Nearly 28% of California's workforce receiving unemployment help amid coronavirus lockdown
WASHINGTON — Nearly 3.2 million laid-off U.S. workers and 318,000 in California applied for unemployment benefits last week as the business shutdowns caused by the viral outbreak deepened the worst U.S. economic catastrophe in decades.
The the number of new California claims is down from a revised 325,000 the prior week, according to the Labor Department report Thursday. About 3.99 million Californians have filed for unemployment insurance in the seven weeks since the coronavirus began forcing millions of companies to close their doors and slash their workforces.
The report showed that 4.83 million Californians as of April 25 were receiving unemployment aid — a rough measure of job losses since the shutdowns began. That figure lags a week behind the figures for first-time unemployment applications. And not everyone who applies for jobless aid is approved. That's equivalent to 27.9% of the 17.3 million Californians eligible for unemployment benefits, up from 10.9% the previous week.
Roughly 33.5 million people nationwide have now filed for jobless aid. That is the equivalent of one in five Americans who had been employed back in February, when the unemployment rate had reached a 50-year low of just 3.5%.
The Labor Department’s report suggests that layoffs, while still breathtakingly high, are steadily declining after sharp spikes in late March and early April. Initial claims for unemployment aid have now fallen for five straight weeks, from a peak of nearly 6.9 million during the week that ended March 28.
Applications for jobless aid rose in just six states last week, including Maine, New Jersey, and Oklahoma, and declined in the 44 others.
The report showed that 22.7 million people nationwide are receiving joblessness help. The number of laid-off workers receiving aid is now equal to 15.5% of the eligible workforce.
Those figures are a rough proxy for the job losses and for the unemployment rate that will be released Friday, which will likely to be the worst since modern record-keeping began after World War II. The unemployment rate is forecast to reach 16%, the highest rate since the Great Depression, and economists estimate that 21 million jobs were lost last month. If so, it would mean that nearly all the job growth in the 11 years since the Great Recession ended has vanished in a single month.
Even those stunning figures won’t fully capture the magnitude of the damage the coronavirus has inflicted on the job market. Many people who are still employed have had their hours reduced. Others have suffered pay cuts. Some who lost jobs in April and didn’t look for a new one in light of their bleak prospects won’t even be counted as unemployed. A broader measure — the proportion of adults with jobs — could hit a record low.

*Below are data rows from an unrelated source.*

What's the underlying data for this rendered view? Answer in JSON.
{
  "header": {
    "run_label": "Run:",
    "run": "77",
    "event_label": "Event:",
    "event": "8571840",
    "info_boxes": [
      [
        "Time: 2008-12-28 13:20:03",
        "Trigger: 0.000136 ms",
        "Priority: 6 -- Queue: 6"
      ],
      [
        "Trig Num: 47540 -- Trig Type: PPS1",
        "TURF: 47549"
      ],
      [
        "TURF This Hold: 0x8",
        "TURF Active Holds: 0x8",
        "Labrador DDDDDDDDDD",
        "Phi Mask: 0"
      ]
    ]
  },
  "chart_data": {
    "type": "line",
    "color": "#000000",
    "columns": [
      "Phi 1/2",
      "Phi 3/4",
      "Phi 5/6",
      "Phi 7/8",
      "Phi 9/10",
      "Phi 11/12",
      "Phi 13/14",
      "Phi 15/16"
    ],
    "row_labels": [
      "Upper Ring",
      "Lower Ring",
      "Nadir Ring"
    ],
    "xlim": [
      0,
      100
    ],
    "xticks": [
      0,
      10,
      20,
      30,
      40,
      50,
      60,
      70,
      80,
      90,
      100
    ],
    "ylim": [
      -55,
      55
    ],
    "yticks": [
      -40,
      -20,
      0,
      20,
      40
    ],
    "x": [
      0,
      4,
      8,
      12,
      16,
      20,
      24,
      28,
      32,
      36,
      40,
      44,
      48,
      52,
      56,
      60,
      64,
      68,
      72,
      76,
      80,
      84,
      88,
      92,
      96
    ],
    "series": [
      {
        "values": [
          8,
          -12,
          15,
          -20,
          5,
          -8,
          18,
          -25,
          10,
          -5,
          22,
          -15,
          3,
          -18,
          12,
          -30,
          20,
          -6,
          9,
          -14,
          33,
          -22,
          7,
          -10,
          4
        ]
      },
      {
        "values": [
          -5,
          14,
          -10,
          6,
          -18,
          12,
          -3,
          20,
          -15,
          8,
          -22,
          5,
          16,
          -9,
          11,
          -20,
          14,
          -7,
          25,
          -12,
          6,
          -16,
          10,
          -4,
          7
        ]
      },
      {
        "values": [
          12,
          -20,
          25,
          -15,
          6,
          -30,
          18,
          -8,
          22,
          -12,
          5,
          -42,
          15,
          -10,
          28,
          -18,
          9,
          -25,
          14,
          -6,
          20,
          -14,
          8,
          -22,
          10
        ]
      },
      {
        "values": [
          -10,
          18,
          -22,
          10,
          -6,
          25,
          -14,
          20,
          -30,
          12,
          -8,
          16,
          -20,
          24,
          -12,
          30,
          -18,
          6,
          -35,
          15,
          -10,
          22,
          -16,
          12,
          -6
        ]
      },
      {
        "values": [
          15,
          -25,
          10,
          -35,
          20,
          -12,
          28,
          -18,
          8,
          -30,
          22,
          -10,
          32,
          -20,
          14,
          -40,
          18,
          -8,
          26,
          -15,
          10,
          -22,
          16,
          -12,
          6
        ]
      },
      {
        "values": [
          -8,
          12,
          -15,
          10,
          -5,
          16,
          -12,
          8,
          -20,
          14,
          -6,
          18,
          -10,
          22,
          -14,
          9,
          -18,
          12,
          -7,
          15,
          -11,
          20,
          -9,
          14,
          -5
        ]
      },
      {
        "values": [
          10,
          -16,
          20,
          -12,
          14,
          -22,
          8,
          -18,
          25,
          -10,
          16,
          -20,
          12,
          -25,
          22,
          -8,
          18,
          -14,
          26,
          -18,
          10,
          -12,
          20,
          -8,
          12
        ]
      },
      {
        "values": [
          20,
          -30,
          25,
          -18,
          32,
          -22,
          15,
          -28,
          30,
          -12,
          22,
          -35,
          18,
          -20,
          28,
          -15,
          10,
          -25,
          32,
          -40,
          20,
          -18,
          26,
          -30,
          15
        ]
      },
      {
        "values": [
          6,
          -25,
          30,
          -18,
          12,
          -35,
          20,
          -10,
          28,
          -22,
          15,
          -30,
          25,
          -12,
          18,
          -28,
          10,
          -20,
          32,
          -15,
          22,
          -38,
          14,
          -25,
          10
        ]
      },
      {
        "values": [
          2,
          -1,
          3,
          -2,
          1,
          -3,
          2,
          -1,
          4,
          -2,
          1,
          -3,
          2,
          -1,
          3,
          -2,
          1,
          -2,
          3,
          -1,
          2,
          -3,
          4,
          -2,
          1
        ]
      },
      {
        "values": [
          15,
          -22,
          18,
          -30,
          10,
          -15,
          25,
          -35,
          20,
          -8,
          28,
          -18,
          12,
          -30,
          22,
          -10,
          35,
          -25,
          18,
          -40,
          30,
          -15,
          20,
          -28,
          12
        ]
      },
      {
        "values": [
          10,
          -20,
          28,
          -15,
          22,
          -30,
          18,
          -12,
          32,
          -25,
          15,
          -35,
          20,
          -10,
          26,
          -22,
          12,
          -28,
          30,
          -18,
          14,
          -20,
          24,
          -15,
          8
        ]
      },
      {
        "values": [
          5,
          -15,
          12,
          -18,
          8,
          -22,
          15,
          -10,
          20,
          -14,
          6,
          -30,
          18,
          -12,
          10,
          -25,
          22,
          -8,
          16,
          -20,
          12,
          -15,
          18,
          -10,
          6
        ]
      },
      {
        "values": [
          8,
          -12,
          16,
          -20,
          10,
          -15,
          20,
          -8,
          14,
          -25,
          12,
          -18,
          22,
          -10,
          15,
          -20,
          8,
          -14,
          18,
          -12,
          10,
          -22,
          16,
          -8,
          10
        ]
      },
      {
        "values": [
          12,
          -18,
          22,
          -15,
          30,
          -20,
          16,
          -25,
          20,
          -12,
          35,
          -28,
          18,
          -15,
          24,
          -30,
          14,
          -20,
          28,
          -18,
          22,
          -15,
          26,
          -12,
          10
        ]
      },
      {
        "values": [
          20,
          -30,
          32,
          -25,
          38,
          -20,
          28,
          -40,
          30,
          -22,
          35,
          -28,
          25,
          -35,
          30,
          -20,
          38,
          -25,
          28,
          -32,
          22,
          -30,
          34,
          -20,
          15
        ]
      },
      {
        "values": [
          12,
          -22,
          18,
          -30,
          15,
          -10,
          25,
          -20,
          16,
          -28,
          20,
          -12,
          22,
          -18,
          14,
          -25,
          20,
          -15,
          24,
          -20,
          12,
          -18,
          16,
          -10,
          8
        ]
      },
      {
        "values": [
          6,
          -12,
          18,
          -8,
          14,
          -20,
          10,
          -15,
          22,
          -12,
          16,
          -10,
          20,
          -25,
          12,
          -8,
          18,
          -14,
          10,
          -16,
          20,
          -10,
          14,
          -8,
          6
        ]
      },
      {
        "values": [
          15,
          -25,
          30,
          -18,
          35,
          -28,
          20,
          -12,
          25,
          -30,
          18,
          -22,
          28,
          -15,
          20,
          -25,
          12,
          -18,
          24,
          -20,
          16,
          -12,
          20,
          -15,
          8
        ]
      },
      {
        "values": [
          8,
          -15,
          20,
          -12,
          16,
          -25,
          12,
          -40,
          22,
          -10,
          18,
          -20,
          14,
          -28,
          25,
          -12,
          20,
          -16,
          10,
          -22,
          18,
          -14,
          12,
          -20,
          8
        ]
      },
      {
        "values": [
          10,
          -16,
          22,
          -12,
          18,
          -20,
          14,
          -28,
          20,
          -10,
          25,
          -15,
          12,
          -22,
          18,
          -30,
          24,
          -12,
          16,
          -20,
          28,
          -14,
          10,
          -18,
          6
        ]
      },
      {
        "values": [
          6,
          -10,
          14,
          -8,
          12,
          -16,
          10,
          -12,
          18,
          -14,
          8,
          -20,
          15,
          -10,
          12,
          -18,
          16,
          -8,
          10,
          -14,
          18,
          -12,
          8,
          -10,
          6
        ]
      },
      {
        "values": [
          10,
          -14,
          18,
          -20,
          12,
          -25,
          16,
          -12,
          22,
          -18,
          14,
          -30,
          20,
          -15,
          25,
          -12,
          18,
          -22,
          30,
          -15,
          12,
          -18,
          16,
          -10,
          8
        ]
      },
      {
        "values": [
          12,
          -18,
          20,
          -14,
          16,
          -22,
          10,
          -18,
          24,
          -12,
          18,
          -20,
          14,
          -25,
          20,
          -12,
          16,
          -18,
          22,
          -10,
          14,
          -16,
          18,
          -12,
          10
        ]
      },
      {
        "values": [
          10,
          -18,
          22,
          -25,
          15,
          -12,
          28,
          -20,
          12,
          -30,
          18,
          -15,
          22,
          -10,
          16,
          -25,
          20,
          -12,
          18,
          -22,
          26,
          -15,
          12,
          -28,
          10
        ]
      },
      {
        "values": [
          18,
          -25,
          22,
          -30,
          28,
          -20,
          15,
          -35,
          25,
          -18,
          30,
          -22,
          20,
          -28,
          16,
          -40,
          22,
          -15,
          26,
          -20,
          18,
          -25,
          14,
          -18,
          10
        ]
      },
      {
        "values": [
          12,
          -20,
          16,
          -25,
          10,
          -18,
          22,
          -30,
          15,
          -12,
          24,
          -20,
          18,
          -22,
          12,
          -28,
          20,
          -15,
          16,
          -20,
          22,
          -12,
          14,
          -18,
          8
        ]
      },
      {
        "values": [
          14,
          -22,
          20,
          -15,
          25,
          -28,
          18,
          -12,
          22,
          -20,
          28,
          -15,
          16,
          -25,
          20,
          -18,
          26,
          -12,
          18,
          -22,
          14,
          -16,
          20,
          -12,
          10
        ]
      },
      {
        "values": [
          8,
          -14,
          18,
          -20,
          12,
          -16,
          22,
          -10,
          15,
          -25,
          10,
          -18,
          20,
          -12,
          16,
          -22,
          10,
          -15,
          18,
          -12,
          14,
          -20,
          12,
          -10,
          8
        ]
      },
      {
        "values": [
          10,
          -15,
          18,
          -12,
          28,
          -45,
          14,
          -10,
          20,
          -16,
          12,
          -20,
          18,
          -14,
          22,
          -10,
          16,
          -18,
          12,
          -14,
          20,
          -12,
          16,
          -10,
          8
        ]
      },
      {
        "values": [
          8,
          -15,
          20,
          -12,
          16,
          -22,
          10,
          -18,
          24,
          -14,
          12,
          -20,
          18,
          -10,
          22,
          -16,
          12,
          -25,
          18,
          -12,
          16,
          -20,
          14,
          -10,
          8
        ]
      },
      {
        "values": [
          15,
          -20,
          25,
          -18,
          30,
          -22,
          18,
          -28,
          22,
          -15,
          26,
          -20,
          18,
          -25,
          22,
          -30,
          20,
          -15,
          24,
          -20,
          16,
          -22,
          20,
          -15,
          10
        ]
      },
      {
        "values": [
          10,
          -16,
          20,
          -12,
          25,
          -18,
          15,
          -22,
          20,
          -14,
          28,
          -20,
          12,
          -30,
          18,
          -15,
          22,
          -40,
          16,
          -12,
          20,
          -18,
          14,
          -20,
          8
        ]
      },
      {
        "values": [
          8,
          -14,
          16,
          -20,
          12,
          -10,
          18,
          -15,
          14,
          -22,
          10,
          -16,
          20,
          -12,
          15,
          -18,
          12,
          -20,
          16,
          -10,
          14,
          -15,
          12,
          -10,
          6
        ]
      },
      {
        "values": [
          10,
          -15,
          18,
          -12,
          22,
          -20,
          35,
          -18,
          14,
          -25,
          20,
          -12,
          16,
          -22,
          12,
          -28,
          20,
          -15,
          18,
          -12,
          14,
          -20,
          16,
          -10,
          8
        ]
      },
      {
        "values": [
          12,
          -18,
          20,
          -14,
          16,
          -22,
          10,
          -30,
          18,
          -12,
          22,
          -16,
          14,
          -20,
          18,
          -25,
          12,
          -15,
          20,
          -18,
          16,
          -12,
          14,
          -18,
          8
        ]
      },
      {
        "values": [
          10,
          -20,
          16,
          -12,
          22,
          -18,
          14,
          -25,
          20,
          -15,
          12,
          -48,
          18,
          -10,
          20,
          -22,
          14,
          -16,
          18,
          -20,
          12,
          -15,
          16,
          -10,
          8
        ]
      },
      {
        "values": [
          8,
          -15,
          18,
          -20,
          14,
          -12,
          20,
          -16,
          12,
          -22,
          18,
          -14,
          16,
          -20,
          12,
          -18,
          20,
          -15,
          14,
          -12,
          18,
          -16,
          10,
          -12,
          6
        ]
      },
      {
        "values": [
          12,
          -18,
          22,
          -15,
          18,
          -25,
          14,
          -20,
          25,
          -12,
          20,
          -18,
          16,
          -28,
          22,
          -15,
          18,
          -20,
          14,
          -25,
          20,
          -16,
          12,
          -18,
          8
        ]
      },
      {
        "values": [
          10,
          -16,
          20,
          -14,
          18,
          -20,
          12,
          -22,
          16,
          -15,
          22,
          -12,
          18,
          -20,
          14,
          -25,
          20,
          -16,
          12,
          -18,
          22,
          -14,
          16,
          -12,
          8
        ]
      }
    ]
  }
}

The impact has fallen unevenly on the U.S. population, with Hispanics much more likely to suffer an economic hit. According to a survey in mid-April by The Associated Press-NORC Center for Public Affairs Research, 61% of Hispanics said their household has lost income because of the coronavirus, whether through a layoff, reduced hours or pay cuts. That compares with 46% of blacks and 43% of whites who said so.
Layoffs have also been more concentrated among the less-educated. Twenty-eight percent of Americans without college degrees say they’ve endured a layoff in their household, compared with 19% of people with college degrees.